The Vouette et Sorbée Chartogne-Taillet, J. Lassalle and Agrapart bottles.

Vouette et Sorbée, Fidele, NV brut nature, $142 (Salinity)

It says NV or non-vintage on the label, which normally means that like most champagnes it’s made of a blend of multiple vintages. In reality this comes from a single vintage. The new breed of grower champagnes have done away with many of the practices of conventional champagne making, and it’s a brave move to reject conventions that might protect your family business from the risks of a bad, or non-existent growing season. When visiting Bertrand Gautherot he told me that losing a year’s harvest was a price you had to be willing to pay if you wanted to do things right. That dedication shows in these exceptional and unique wines from another superstar of the Aube subregion.

Chartogne-Taillet, Cuvee St Anne, Extra Brut NV, $86 (Village Winery)

The Cuvee St Anne is the ‘entry level’ wine of this estate, which meticulously farms by hand and horse-driven plough. Unbelievable purity from a famed historical terroir where grapes have been grown since the seventh century.

J. Lassalle, Preference 1er cru, Brut NV, $75 (Glengarry)
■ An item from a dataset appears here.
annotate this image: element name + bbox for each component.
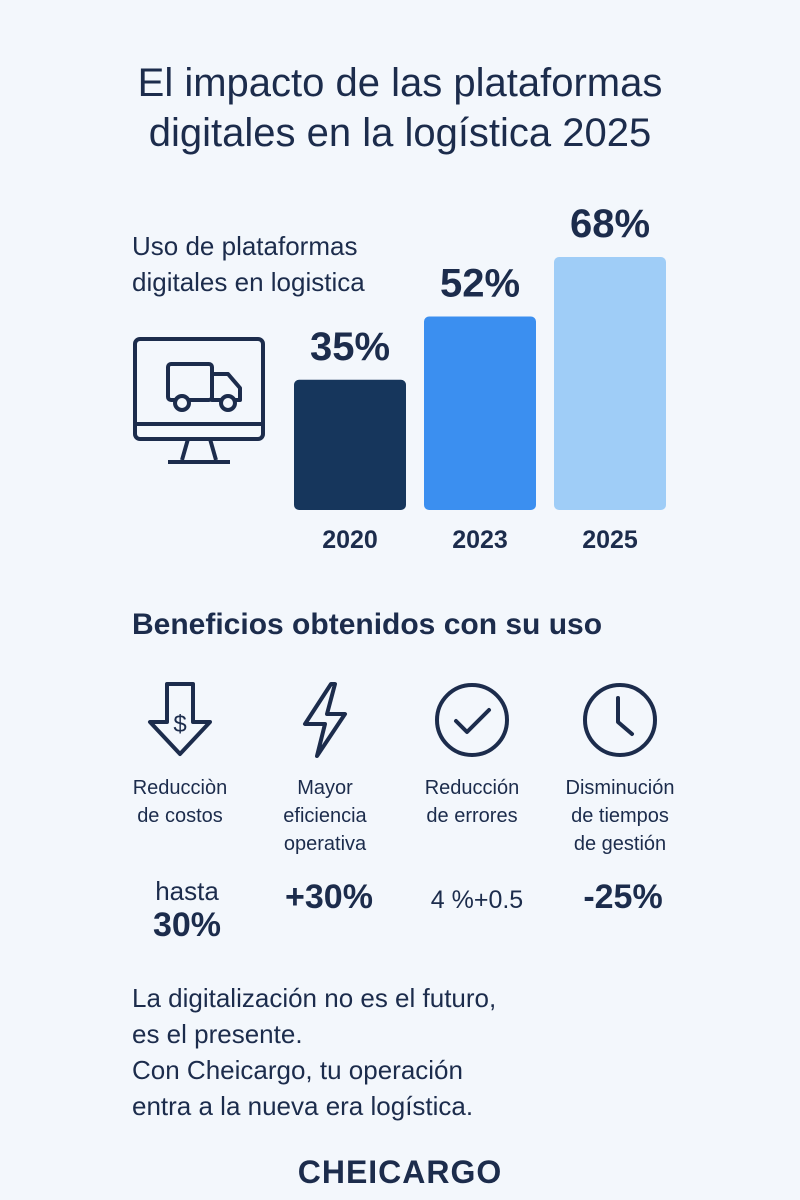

Three generations of women from the Lassalle family embrace traditional winemaking techniques, their wooden press is the same as when the family started making wine in 1942 in order to challenge convention and make bold, full styles of champagne which echo the great whites of Burgundy.

Agrapart, 7 crus, NV $98 (Truffle)

For more than a decade now I’ve been recommending this to drinkers who look for the yeasty, toasted brioche aromas they enjoy in big brand champagnes. This has all of that, plus rich flavours of white peach and a salinity that make you want to drink more.